Once he was inside, McLeod spotted someone he took to be the owner hiding behind the counter.

“Is there anyone in your basement?” he asked.

“Yeah, there’s a bunch of people hiding down there.”

McLeod ran down the stairs. At the bottom, he could see blood smears across the door of the men’s washroom.

“Skye, are you in there?” he yelled. “It’s your dad. Open the door. It’s safe.”

The locked door clicked and six people tumbled from the tiny bathroom— Skye and three friends, along with two other bystanders. Many of them were scraped and bleeding from the scramble to flee the gunshots.

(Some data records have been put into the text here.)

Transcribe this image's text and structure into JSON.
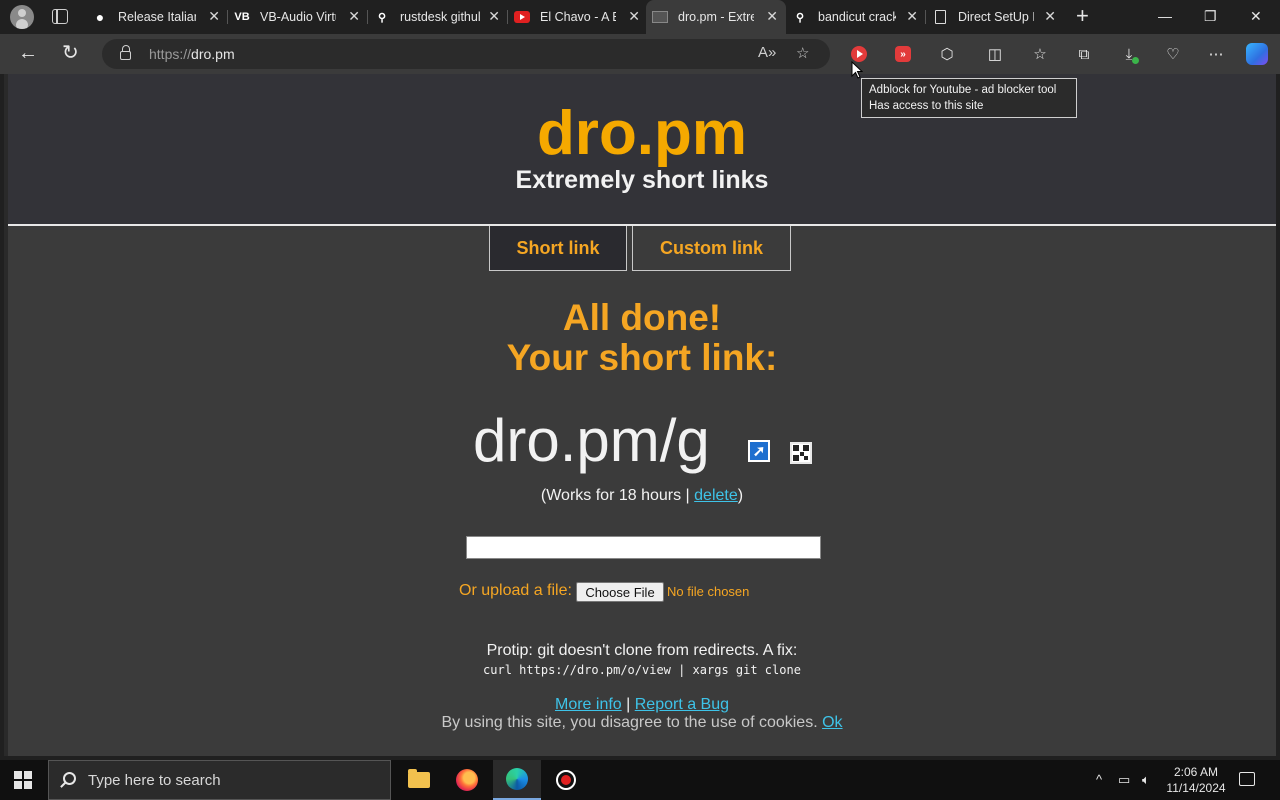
{
  "browser": {
    "tabs": [
      {
        "title": "Release Italian",
        "icon": "github-icon"
      },
      {
        "title": "VB-Audio Virtu",
        "icon": "vb-audio-icon"
      },
      {
        "title": "rustdesk githul",
        "icon": "search-icon"
      },
      {
        "title": "El Chavo - A Bi",
        "icon": "youtube-icon"
      },
      {
        "title": "dro.pm - Extre",
        "icon": "dro-pm-icon",
        "active": true
      },
      {
        "title": "bandicut crack",
        "icon": "search-icon"
      },
      {
        "title": "Direct SetUp F",
        "icon": "document-icon"
      }
    ],
    "url_scheme": "https://",
    "url_host": "dro.pm",
    "tooltip_line1": "Adblock for Youtube - ad blocker tool",
    "tooltip_line2": "Has access to this site"
  },
  "page": {
    "logo": "dro.pm",
    "tagline": "Extremely short links",
    "tab_short": "Short link",
    "tab_custom": "Custom link",
    "done_line1": "All done!",
    "done_line2": "Your short link:",
    "short_link": "dro.pm/g",
    "works_prefix": "(Works for 18 hours | ",
    "delete_label": "delete",
    "works_suffix": ")",
    "upload_label": "Or upload a file:",
    "choose_file": "Choose File",
    "no_file": "No file chosen",
    "protip": "Protip: git doesn't clone from redirects. A fix:",
    "protip_cmd": "curl https://dro.pm/o/view | xargs git clone",
    "more_info": "More info",
    "links_sep": " | ",
    "report_bug": "Report a Bug",
    "cookie_text": "By using this site, you disagree to the use of cookies. ",
    "cookie_ok": "Ok"
  },
  "taskbar": {
    "search_placeholder": "Type here to search",
    "time": "2:06 AM",
    "date": "11/14/2024"
  },
  "colors": {
    "accent_orange": "#f5a623",
    "logo_orange": "#f5a900",
    "link_blue": "#3ec3e8"
  }
}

Upstairs, McLeod sat everyone down and asked restaurant staff for water and napkins to treat the cuts. After a time, the rest of Skye’s group floated in from various hiding spots—all except one.

“Skye, where’s Reese?” asked McLeod.

McLEOD FOUND A POLICE OFFICER AND GAVE A DESCRIPTION OF HIS DAUGHTER’S MISSING FRIEND.

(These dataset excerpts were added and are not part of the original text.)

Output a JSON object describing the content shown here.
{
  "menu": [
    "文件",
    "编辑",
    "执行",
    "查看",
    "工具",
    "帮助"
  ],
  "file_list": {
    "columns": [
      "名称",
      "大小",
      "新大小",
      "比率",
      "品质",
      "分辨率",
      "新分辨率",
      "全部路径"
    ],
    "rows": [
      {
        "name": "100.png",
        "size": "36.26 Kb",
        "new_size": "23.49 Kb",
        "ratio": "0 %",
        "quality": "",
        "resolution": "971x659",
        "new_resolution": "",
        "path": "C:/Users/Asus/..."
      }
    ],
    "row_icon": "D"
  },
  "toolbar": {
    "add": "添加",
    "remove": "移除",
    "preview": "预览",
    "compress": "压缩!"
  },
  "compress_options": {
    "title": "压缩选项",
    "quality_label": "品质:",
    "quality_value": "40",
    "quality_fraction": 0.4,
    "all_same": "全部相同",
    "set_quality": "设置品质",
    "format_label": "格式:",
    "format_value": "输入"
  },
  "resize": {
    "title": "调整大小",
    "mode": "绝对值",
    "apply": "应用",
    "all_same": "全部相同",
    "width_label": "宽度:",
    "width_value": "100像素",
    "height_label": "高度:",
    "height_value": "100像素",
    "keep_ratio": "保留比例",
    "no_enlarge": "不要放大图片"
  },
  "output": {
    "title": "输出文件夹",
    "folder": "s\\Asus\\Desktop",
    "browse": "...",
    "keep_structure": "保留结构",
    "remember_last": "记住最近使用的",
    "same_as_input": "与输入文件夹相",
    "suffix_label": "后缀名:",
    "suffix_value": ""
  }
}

THE MCLEODS HAD KNOWN Fallon since she was born. Just a few weeks earlier, she had been sitting at their kitchen table with Skye, studying for final exams.

One of Skye’s friends dialed Fallon’s phone from Lukumum, but she wasn’t picking up. McLeod found a police officer and gave a description of the missing member of the party. The officer asked McLeod to step outside the restaurant. There was a girl under a blanket at the west side of the parkette who fit that description, he said. She’d been killed.

There’s no way, McLeod thought to himself.

“Where?” he said. He’d seen his share of bodies. It was up to him to ensure this wasn’t Reese, to make everything right.

The officer led him to the parkette and pulled the blanket back. McLeod’s legs buckled. He fell to his knees. Everything was spinning. The Fallons were on their way, and someone needed to tell them about their daughter.

McLeod gathered himself and tracked down two detectives. Together, they decided they would find Fallon’s parents, Doug Fallon and Claudine deBeaumont, so the detectives could break the news.

Police officers patrol the stretch of Toronto’s Danforth Avenue where the shooting took place.

As they moved toward the boundary of the scene, McLeod spotted the Fallons and waved. When he looked behind him, the detectives had disappeared. It was up to him.

“I’ve got news, but the news is not good,” McLeod told the couple.

Later that night, the McLeod family joined the Fallons at home. The grief was raw. At some point in the night, Reese’s parents asked about the shooter. Who was he? How’d he get a gun?

McLeod didn’t know much. He didn’t want to. He figured the guy had killed himself. Case closed.